Kraninger announced in 2019 that she was switching the focus of the CFPB. While enforcement actions would continue, she said, the bureau would concentrate on an educational role, “empowering consumers to help themselves, protect their own interests.”
That’s basically like the California Highway Patrol saying it will focus less on pulling people over speeding and more on telling people that speeding is wrong.
The CFPB’s marching orders are expected to change dramatically once Biden takes power and appoints a new director — one who, unlike Kraninger, actually has a background in consumer protection.

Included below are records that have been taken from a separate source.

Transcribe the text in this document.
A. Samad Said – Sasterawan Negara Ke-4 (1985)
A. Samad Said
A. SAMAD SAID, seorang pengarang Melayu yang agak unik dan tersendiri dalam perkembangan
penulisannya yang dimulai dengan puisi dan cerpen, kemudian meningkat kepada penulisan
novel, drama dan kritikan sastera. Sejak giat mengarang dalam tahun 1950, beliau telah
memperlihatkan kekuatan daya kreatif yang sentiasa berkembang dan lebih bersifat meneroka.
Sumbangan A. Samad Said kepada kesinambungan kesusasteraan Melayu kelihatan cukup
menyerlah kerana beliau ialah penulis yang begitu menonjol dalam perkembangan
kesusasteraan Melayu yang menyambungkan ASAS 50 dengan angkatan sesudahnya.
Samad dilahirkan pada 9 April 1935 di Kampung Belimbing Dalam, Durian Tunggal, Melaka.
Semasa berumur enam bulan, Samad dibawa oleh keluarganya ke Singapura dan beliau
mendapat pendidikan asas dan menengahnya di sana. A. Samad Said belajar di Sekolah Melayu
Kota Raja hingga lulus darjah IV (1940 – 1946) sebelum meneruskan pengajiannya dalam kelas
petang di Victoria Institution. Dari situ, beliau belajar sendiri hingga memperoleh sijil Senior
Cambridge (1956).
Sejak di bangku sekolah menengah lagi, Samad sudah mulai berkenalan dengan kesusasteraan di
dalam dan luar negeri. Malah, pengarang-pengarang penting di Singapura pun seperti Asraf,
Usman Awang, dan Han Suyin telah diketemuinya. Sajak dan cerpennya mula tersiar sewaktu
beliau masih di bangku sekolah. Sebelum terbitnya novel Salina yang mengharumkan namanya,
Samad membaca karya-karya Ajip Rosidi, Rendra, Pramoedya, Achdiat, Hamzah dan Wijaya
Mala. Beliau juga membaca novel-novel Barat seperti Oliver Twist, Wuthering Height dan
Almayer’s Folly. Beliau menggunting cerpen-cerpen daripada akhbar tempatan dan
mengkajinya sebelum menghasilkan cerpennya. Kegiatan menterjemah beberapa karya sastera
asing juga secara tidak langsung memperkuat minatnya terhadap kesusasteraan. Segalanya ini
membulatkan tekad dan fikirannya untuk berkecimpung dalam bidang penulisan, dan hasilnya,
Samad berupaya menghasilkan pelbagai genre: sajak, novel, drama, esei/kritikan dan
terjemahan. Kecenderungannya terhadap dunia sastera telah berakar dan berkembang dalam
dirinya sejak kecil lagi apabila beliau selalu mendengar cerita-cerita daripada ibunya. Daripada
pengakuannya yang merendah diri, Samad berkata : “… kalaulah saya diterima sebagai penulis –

Among names being floated are Rep. Katie Porter (D-Irvine), a former consumer attorney, and Sen. Elizabeth Warren (D-Mass.), who came up with the idea for the CFPB in the first place.
Either would be great. But it seems unlikely they’d want to give up their higher-profile congressional gigs.
Also, with razor-thin margins in both chambers, Biden may be reluctant to raid that particular cookie jar in making appointments.
There’s talk of him possibly asking Obama’s CFPB director, Richard Cordray, to resume the job or turning to a prominent consumer champion — an attorney general, say — at the state level.
Regardless of whom Biden chooses, there’ll be a cop on the beat again.
High on the to-do list for the bureau, advocates say, is stepping up enforcement actions so businesses get the message that recess is over.
New protections for student borrowers are likely, I’m told, as well as a renewed focus on lower-income and minority communities that are often preyed upon by unscrupulous financial firms.
Most importantly, a leveling of the playing field is in the cards. Businesses that already treat people fairly have nothing to worry about.
Others will probably have to grow accustomed to shelling out more than a greenback for getting up to no good.